Glossolalia: A Writer Wednesday Post

Springsense photo, recording and all text c Irene O’Garden 2012

New this week: If you would care to hear me reading this week’s post, click here: Glossolalia Recording. Please note I am still in the Stone Age with this technology–for now only a black screen will entertain you as you listen.

Glossolalia

Zest of grass. Saturate, tearspringing fragrance. We must stop believing we can’t believe it’s spring and inhale. Pause.  Strum and plunk, shaken rope of birdsong. Verdant elbows of unconing leaves, arrowed shafts of dawning lawn, prickled palms of blackberry.

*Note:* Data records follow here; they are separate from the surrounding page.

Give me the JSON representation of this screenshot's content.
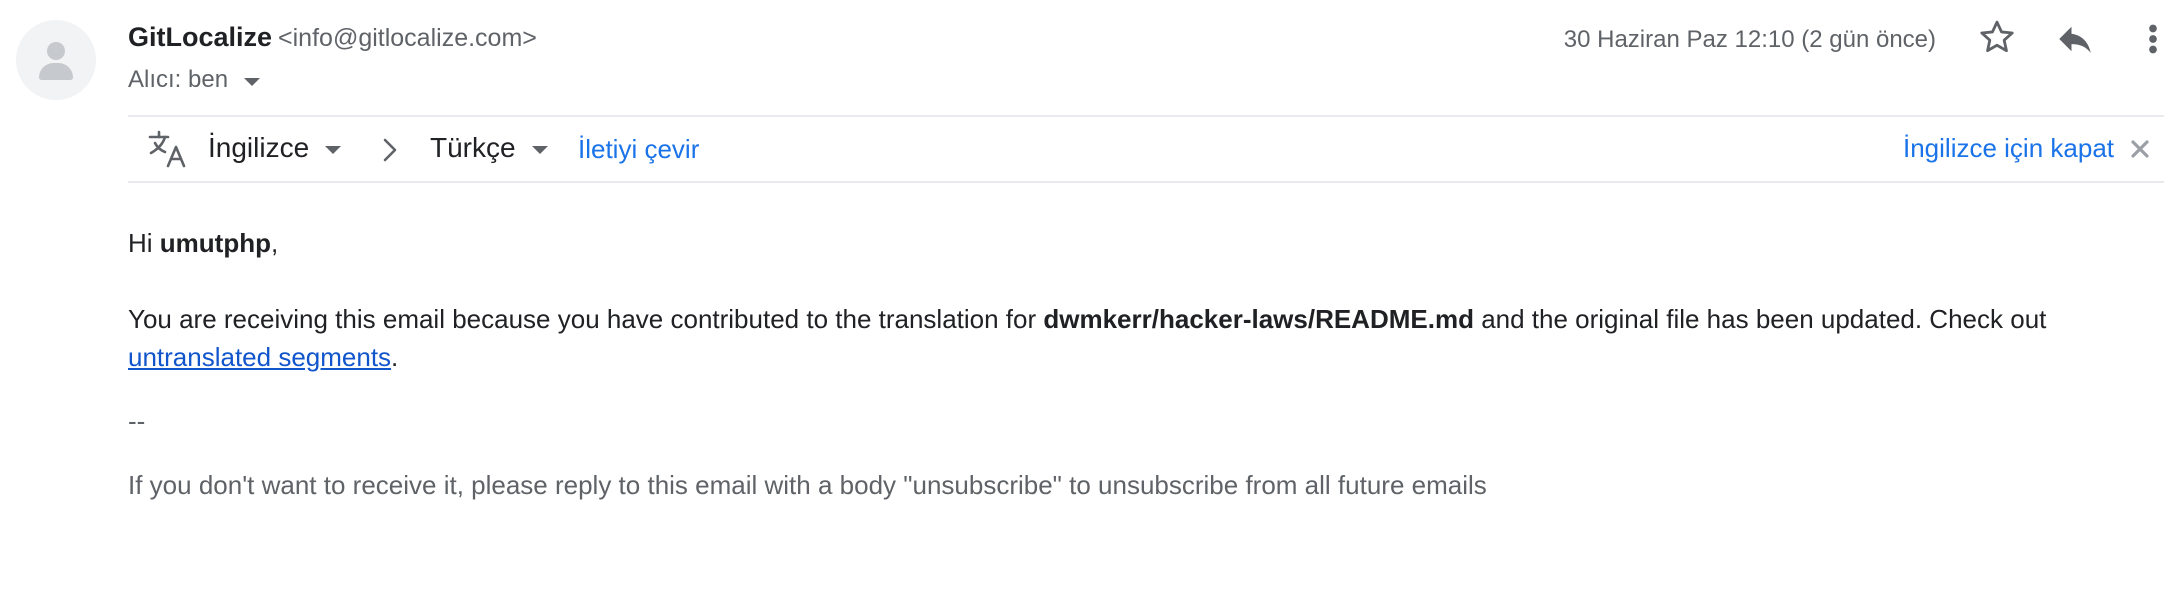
{
  "email": {
    "sender_name": "GitLocalize",
    "sender_email": "<info@gitlocalize.com>",
    "recipient_label": "Alıcı: ben",
    "date": "30 Haziran Paz 12:10 (2 gün önce)"
  },
  "icons": {
    "avatar": "person-avatar-icon",
    "star": "star-icon",
    "reply": "reply-icon",
    "more": "more-vert-icon",
    "translate": "translate-icon",
    "chevron": "chevron-right-icon",
    "close": "close-icon"
  },
  "translate_bar": {
    "source_language": "İngilizce",
    "target_language": "Türkçe",
    "translate_link": "İletiyi çevir",
    "turn_off_link": "İngilizce için kapat"
  },
  "body": {
    "greeting_prefix": "Hi ",
    "greeting_name": "umutphp",
    "greeting_suffix": ",",
    "line1_before": "You are receiving this email because you have contributed to the translation for ",
    "line1_bold": "dwmkerr/hacker-laws/README.md",
    "line1_after": " and the original file has been updated. Check out ",
    "link_text": "untranslated segments",
    "line1_end": ".",
    "separator": "--",
    "footer": "If you don't want to receive it, please reply to this email with a body \"unsubscribe\" to unsubscribe from all future emails"
  },
  "colors": {
    "link": "#1155cc",
    "translate_link": "#1a73e8",
    "secondary_text": "#5f6368"
  }
}
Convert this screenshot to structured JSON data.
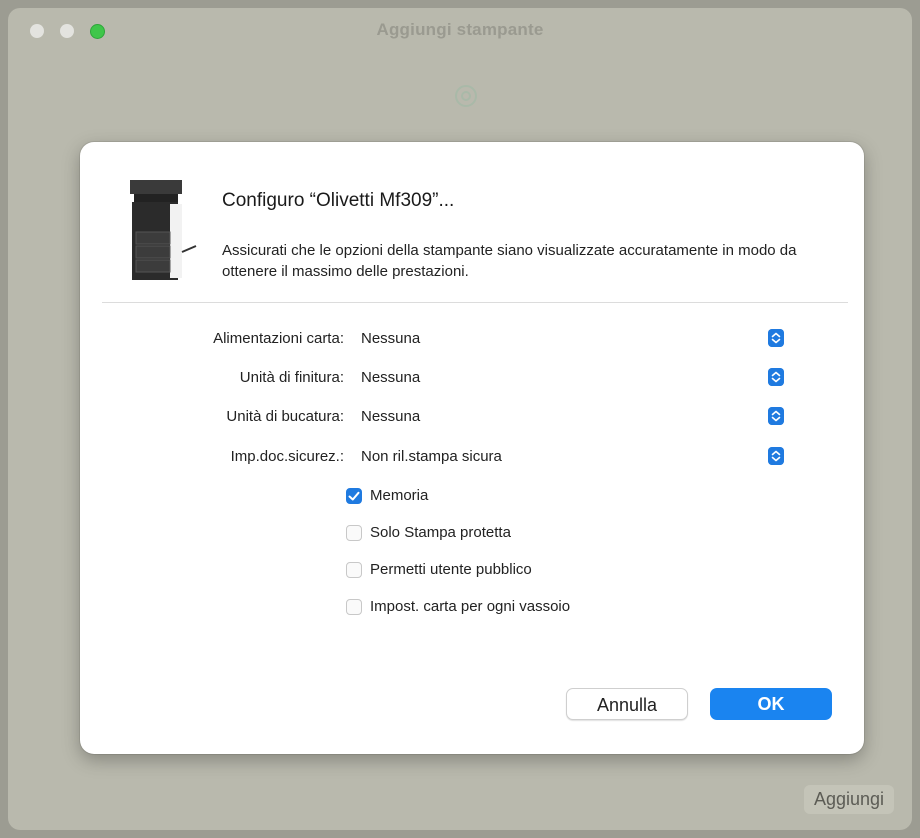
{
  "window": {
    "title": "Aggiungi stampante",
    "add_button_label": "Aggiungi"
  },
  "sheet": {
    "title": "Configuro “Olivetti Mf309”...",
    "description": "Assicurati che le opzioni della stampante siano visualizzate accuratamente in modo da ottenere il massimo delle prestazioni.",
    "options": [
      {
        "label": "Alimentazioni carta:",
        "value": "Nessuna"
      },
      {
        "label": "Unità di finitura:",
        "value": "Nessuna"
      },
      {
        "label": "Unità di bucatura:",
        "value": "Nessuna"
      },
      {
        "label": "Imp.doc.sicurez.:",
        "value": "Non ril.stampa sicura"
      }
    ],
    "checkboxes": [
      {
        "label": "Memoria",
        "checked": true
      },
      {
        "label": "Solo Stampa protetta",
        "checked": false
      },
      {
        "label": "Permetti utente pubblico",
        "checked": false
      },
      {
        "label": "Impost. carta per ogni vassoio",
        "checked": false
      }
    ],
    "buttons": {
      "cancel": "Annulla",
      "ok": "OK"
    }
  },
  "colors": {
    "accent": "#1a84f0",
    "window_bg": "#b9b9ad",
    "traffic_zoom": "#3fc64a"
  },
  "icons": {
    "toolbar": "printer-settings-icon",
    "popup": "stepper-updown-icon",
    "checkbox_checked": "checkmark-icon"
  }
}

Birds. Do we tweet like them? Territory. Pride. I am here. Listen.

What withdraws?

Perhaps tonight is not the night to express.  Is tomorrow fresher in the crisper? We want to save our best for when the best are listening, but what bird reserves its best? Do not love your work more than its flow, they sing.

Spittlebugs foaming the fieldgrasses, nodding with dotted lady beetle, gleamwings petal from summer’s ascending green rafters. Swelling thumbs of plums, wrens wrestle in the crabtree, important conversations. Bluebird claims the narrow apple.

But haven’t all songs been sung? All but those in different alphabets, undiscovered scales, new translations.

Delicately varying temperatures layer scents; fresh and fecund shift.  Words alone inert in this gnattery. Crumpled, dry, husking the green urge to sing, to speak, to even pray: Whomever the sirens this morning carried, bless you. May your body be sound and your home be whole.

The urge itself, a glossolalia of nature I can almost understand. These beauties seem like sentences and yet elude articulation. But express. Express. For how shall the voice of the bird be given and the cone of leaf be unwrapped and you be left voiceless? Wordless, perhaps, but not voiceless.

Grass fountain, lavender asparagus. More beauty tomorrow. The more beauty we see, the more beauty we see.